Originally Posted by
savantu
Legacy code ? What exactly is legacy ? Everything not compiled with BD uarch in mind, XOP and FMA ? I'm not mentioning AVX since the implementation seems extremely fragile and causes performance degradation when used. ( see thread at RWT )
In x86 you need to maintain performance and old, legacy ( that is SW from 5-10 years ago ), current one and the future ( AVX, FMA3 ). There is only one culprit to blame if BD does poorly on legacy and current SW. That's AMD management.
They will learn the hard way the Pentium 4 lesson : even Intel couldn't get code optimized fast enough ( and back then there weren't so many ISVs and standards, OpenCL,Java, uarch-independent source code, etc ). By the time SSEx SW and TLP started to catch on, Pentium 4 was on the chopping block and Core was on the horizon.
AMD launches BD now. By the time FMA code will be common, BD will be like P4 today, a distant, ugly memory. As for XOP and BD optimized code paths, given its lackluster reception, most developers will avoid investing too much time and resources.

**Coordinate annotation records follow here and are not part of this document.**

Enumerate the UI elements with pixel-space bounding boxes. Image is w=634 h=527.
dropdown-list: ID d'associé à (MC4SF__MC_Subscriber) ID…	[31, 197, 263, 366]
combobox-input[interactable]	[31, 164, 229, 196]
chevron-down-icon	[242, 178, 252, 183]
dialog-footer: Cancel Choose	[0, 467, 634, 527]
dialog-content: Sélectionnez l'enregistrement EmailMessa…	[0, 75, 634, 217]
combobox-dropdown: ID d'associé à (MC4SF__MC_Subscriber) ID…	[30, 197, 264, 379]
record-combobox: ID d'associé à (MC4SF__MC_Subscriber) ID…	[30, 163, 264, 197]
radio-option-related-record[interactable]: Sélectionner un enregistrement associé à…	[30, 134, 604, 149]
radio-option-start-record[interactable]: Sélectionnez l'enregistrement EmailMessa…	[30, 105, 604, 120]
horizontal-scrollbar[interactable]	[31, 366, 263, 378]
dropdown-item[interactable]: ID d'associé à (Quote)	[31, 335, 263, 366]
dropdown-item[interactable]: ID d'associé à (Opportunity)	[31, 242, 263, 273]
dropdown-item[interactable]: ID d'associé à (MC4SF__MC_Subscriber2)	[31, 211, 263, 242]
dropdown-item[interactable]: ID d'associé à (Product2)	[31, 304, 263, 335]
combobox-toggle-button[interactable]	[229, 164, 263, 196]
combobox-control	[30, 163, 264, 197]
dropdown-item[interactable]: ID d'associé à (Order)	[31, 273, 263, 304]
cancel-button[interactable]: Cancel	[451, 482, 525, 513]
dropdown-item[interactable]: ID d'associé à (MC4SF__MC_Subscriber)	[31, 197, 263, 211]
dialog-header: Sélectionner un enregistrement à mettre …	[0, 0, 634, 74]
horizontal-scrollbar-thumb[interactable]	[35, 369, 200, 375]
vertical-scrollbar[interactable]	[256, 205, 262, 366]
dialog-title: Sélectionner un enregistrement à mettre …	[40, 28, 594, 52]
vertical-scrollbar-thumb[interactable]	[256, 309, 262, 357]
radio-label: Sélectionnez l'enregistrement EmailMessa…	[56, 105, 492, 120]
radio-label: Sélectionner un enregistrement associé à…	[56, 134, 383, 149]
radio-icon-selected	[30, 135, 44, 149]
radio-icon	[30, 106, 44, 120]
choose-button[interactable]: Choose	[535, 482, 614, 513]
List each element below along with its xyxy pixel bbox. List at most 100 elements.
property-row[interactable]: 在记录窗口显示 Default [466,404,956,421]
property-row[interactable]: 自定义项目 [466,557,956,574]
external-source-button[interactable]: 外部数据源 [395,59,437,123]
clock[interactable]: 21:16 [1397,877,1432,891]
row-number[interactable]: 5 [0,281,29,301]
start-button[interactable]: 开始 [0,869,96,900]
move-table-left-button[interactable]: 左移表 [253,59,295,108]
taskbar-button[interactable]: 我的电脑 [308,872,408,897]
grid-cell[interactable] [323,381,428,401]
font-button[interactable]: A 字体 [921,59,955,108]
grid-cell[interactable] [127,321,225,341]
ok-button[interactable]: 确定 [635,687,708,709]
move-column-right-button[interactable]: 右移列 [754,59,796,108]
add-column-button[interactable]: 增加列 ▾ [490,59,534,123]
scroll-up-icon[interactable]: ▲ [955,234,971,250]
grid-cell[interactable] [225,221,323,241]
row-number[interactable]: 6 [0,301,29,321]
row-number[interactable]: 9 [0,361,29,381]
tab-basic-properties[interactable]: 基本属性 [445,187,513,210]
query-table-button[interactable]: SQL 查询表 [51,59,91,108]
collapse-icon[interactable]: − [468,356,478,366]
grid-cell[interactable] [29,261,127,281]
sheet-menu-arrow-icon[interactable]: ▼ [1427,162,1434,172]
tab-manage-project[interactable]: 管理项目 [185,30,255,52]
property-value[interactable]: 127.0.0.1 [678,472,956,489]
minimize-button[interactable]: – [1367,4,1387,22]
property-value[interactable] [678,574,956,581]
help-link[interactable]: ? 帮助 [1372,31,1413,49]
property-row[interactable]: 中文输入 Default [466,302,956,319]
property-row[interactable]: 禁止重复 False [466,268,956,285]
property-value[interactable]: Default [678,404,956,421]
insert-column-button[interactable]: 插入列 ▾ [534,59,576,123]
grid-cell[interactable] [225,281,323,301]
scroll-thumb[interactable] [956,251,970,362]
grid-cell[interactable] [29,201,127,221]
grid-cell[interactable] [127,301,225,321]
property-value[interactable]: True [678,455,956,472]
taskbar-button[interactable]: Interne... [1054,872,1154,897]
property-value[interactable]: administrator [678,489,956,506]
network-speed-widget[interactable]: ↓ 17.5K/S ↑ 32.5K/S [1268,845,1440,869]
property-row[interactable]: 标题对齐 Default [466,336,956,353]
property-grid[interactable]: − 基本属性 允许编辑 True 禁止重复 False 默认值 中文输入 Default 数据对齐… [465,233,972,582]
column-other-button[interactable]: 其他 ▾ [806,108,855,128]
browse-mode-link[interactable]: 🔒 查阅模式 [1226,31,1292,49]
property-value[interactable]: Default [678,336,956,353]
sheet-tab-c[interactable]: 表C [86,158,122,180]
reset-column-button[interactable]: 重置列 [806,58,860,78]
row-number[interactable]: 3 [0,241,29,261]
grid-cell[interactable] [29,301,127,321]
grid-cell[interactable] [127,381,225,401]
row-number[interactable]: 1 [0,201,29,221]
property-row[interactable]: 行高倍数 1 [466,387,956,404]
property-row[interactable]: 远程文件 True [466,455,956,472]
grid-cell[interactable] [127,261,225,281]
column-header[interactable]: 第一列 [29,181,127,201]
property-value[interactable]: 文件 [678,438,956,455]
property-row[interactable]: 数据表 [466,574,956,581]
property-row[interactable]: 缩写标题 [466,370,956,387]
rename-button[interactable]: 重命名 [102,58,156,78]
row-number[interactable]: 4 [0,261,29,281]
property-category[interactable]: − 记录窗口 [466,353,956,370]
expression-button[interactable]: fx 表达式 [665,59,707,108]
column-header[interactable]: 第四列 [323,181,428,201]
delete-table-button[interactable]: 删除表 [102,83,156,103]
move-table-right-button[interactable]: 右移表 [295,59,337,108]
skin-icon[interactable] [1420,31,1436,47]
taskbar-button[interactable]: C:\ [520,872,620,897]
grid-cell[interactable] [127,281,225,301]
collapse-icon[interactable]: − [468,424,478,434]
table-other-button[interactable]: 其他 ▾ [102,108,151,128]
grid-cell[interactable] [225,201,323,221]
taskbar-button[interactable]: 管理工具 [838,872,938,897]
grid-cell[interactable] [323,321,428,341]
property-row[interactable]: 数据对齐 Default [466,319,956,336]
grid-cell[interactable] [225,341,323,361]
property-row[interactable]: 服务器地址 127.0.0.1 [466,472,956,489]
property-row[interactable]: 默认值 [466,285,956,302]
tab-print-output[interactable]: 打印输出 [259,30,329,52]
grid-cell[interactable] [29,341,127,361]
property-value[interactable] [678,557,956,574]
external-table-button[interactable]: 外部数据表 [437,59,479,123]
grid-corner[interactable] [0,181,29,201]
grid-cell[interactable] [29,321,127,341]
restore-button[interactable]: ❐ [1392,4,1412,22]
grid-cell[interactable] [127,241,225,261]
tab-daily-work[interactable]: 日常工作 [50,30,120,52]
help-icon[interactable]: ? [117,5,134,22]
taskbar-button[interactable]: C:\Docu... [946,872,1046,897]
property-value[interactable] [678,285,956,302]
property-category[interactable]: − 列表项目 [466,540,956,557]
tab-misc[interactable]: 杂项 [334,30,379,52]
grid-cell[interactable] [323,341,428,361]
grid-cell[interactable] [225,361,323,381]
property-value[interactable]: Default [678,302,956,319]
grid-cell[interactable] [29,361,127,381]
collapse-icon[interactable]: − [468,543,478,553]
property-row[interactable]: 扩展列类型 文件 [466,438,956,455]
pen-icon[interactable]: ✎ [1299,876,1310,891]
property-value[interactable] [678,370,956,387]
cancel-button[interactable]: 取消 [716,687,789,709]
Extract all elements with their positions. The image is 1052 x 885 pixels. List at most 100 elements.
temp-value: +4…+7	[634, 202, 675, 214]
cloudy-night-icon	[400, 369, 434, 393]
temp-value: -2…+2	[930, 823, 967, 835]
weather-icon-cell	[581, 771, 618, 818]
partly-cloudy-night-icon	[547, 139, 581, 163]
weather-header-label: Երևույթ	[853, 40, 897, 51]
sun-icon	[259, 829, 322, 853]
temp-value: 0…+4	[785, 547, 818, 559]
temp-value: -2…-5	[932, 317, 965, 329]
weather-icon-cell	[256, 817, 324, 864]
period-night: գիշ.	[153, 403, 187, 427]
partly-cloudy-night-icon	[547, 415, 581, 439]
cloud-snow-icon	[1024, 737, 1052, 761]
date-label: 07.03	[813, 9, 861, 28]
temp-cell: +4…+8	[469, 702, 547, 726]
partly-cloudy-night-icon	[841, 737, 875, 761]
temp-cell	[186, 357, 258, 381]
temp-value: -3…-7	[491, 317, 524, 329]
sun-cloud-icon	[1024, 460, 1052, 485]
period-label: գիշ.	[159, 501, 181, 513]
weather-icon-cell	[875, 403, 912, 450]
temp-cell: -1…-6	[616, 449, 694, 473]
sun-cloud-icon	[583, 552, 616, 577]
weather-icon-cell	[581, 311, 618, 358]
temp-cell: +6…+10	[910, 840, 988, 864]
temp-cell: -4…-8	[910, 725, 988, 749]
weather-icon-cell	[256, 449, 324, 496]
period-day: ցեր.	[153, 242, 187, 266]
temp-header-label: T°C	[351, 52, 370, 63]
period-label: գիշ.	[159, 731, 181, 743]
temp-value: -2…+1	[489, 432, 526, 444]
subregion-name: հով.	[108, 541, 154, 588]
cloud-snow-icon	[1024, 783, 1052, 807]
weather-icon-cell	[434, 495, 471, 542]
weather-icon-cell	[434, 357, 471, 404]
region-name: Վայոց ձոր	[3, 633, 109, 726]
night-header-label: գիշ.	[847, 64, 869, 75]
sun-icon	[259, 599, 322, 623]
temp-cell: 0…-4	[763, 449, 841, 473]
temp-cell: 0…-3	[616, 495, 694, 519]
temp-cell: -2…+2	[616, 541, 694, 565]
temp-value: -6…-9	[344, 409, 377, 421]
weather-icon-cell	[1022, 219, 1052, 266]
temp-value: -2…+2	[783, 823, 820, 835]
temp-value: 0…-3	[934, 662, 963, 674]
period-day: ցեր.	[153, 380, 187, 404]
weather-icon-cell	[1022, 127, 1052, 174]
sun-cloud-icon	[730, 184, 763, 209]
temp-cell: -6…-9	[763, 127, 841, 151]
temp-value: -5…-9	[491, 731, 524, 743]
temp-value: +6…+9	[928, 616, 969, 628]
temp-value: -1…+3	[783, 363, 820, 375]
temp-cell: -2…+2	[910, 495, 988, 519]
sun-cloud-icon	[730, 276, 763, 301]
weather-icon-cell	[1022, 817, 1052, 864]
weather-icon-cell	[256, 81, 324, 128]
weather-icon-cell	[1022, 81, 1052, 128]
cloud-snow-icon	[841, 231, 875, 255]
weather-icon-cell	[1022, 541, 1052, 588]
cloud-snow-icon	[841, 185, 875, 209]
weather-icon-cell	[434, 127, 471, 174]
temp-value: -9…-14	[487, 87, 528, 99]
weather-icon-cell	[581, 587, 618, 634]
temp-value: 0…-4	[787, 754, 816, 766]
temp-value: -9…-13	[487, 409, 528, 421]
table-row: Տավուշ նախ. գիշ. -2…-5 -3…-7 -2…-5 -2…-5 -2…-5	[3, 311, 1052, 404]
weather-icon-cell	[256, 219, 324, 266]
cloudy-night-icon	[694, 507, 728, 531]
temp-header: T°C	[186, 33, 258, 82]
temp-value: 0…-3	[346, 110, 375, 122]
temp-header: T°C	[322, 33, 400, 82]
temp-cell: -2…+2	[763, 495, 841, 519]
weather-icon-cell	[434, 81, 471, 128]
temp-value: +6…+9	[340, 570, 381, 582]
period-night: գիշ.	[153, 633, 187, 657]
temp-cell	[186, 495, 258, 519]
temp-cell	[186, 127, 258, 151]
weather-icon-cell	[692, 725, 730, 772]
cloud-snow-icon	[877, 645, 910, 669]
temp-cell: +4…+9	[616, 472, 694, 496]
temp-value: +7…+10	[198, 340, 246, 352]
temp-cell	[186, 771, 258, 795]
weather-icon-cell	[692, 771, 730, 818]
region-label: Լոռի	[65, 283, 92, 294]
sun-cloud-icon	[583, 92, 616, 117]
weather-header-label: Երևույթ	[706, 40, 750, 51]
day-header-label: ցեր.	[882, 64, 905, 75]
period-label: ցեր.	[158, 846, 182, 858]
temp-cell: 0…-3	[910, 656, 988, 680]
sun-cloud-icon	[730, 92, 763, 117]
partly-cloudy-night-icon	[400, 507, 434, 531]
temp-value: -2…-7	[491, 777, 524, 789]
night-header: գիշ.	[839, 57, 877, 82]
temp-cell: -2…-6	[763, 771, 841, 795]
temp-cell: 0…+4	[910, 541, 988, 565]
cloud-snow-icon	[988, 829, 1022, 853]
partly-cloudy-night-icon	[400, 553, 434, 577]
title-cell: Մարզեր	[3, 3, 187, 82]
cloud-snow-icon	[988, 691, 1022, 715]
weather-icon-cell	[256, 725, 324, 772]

Btw, BD reinforces the fact that optimizing for product famillies and not just checking for features ( like Intel's compiler does ) is the right way with BD. BD has AVX for example. But its implementation is suboptimal . It should be avoided. If the Intel compiler would check the feature flags, it will churn auto AVX 256bit code which will have a terrible performance for BD. Eric Bron mentioned this interesting twist.